Number abundance estimator

Tjips · Post by **Tjips** » Tue Oct 26, 2010 3:18 pm

I don't know whether this has been derived before, but I've derived it now, so here it is.

I derived an (technically 3) expression which gives the ensemble probability that a square is a specific number. What I mean by ensemble probability is that if you where to generate a large amount of boards and look at what number appeared in a specific square, this expression would give the abundances of the different numbers on that square in the ensemble. Basically it tells you the probability that the square would contain the number x if you chose a board at random and looked in that square.

The expression looks like this:

P_a(n) = [a choose n]*[d^n]*[(1-d)^(a-n+1)]

where a=3 for corner squares, a=5 for edge squares and a=8 for the rest of the board; d is the mine density (#mines/area); and n is the number in question (n in 0..8).

When applied to an exp board and compared to the observed number abundances from a run of 10 000 000 random boards it shows very good agreement with the data. It is only off by 19% when used to predict the number of boards with an 8 on them (observed: 8316/10000000, predicted: 10189/10000000). Exactly how well this fits is debatable, but imo it is a good approximation.

How was this expression derived?
Quite simply actually. It is just:

P(n) = [probability square is not a mine]*[probability that only n squares around the square are a mine]*[number of ways to put n mines down around the square]

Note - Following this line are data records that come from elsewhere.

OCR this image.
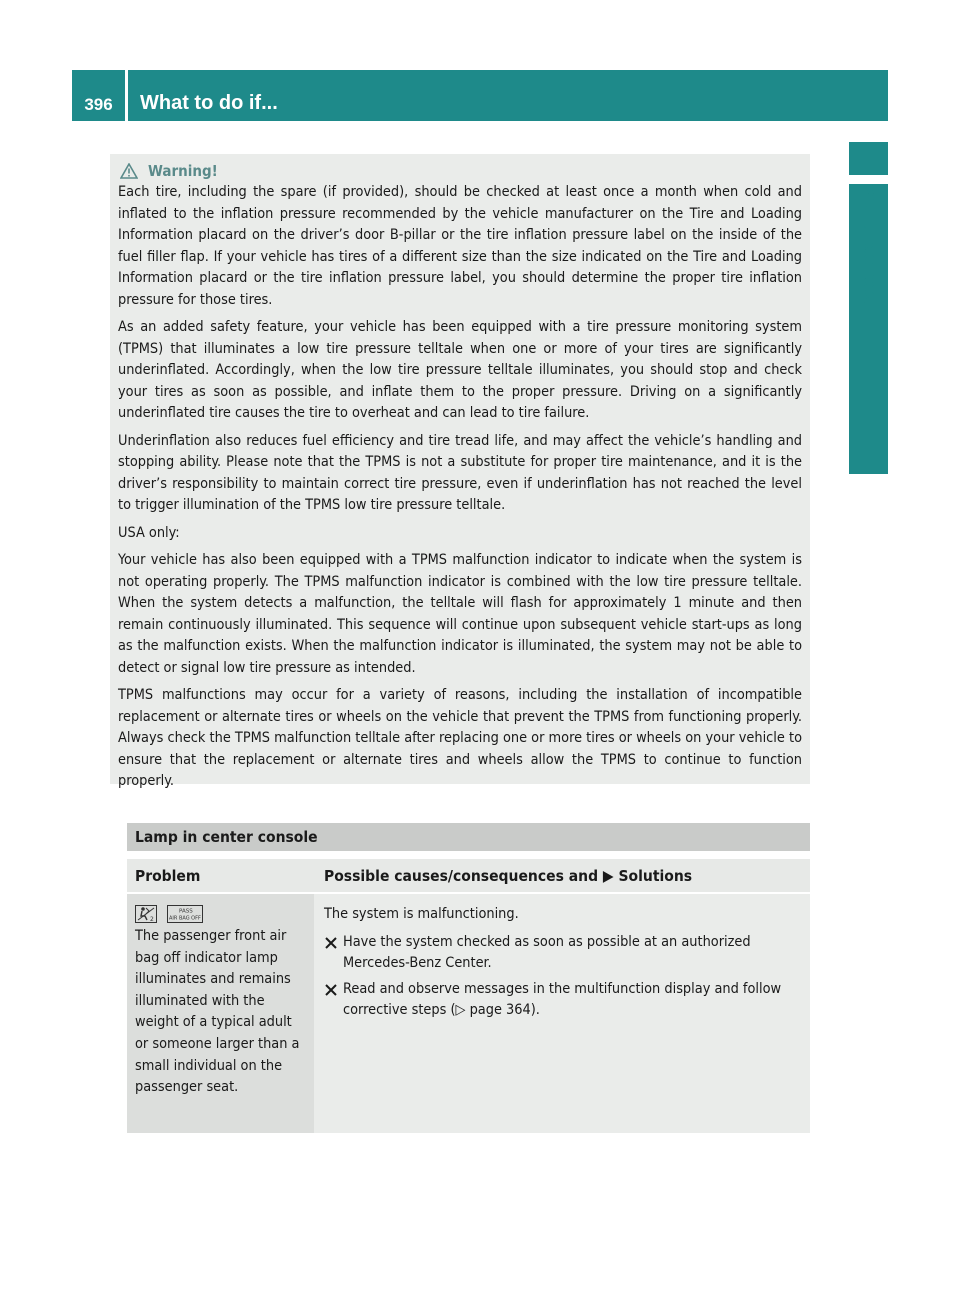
396	What to do if...
Practical hints
Warning!

Each tire, including the spare (if provided), should be checked at least once a month when cold and inflated to the inflation pressure recommended by the vehicle manufacturer on the Tire and Loading Information placard on the driver’s door B-pillar or the tire inflation pressure label on the inside of the fuel filler flap. If your vehicle has tires of a different size than the size indicated on the Tire and Loading Information placard or the tire inflation pressure label, you should determine the proper tire inflation pressure for those tires.

As an added safety feature, your vehicle has been equipped with a tire pressure monitoring system (TPMS) that illuminates a low tire pressure telltale when one or more of your tires are significantly underinflated. Accordingly, when the low tire pressure telltale illuminates, you should stop and check your tires as soon as possible, and inflate them to the proper pressure. Driving on a significantly underinflated tire causes the tire to overheat and can lead to tire failure.

Underinflation also reduces fuel efficiency and tire tread life, and may affect the vehicle’s handling and stopping ability. Please note that the TPMS is not a substitute for proper tire maintenance, and it is the driver’s responsibility to maintain correct tire pressure, even if underinflation has not reached the level to trigger illumination of the TPMS low tire pressure telltale.

USA only:

Your vehicle has also been equipped with a TPMS malfunction indicator to indicate when the system is not operating properly. The TPMS malfunction indicator is combined with the low tire pressure telltale. When the system detects a malfunction, the telltale will flash for approximately 1 minute and then remain continuously illuminated. This sequence will continue upon subsequent vehicle start-ups as long as the malfunction exists. When the malfunction indicator is illuminated, the system may not be able to detect or signal low tire pressure as intended.

TPMS malfunctions may occur for a variety of reasons, including the installation of incompatible replacement or alternate tires or wheels on the vehicle that prevent the TPMS from functioning properly. Always check the TPMS malfunction telltale after replacing one or more tires or wheels on your vehicle to ensure that the replacement or alternate tires and wheels allow the TPMS to continue to function properly.

Lamp in center console
Problem	Possible causes/consequences and ▶ Solutions
2
PASS
AIR BAG OFF
The passenger front air bag off indicator lamp illuminates and remains illuminated with the weight of a typical adult or someone larger than a small individual on the passenger seat.

The system is malfunctioning.

Have the system checked as soon as possible at an authorized Mercedes-Benz Center.
Read and observe messages in the multifunction display and follow corrective steps (▷ page 364).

The terms are shuffled a bit in getting from this simple logic to the expression, but you can easily see the parts represented in the above expression.

How well does it predict the different numbers?
Well, on comparison with a single run one can get some idea of how well it works.

For the different values of n it estimates as follows: (middel, edge, corner)
0: 2% over, 0.8% over, 0.4% over
1: 0.2% under, 0.5% under, 0.5% under
2: 1% under, 0,5% under, 0.04% under
3: 0.5% under, 0.7% over, 2% over
4: 1.2% over, 3.2% over
5: 4.2% over, 6.8% over
6: 8.3% over
7: 13.4% over
8: 18.4% over

Are there really only these three groups? Middle, edge, and corner?
Yes, according to the data... Take into account that the statistical significance drops significantly for the higher numbers. 8000/480 gives values only order 10 for the individual squares...

How does the abundances look for these 3 groups?
Attached... (the red diamonds peaking out in places are the observed values

)

What now?
Well, I would like to somehow go from this to something related to 3bv and the like, but so far I'm not having much luck. It seems that the independence assumption falls apart badly when trying to predict the "most likely contribution" to [3bv-opening]. Taking an approach assuming independence gives a result of 101 for the most likely [3bv-openings]. Taking a more involved approach bringing in some dependence between the squares surrounding the square in question gives a slightly more pleasing result of 138. This is still quite a bit removed from the actual value, which is more like 160... Any ideas would be good, coz I'm not really all that experienced with this sort of statistical reasonings.

P.S. Something interesting I discovered, but didn't know, is that if a square 1 away from a side is a 0, then the square on the side must also be a 0. Not mind blowing, but interesting.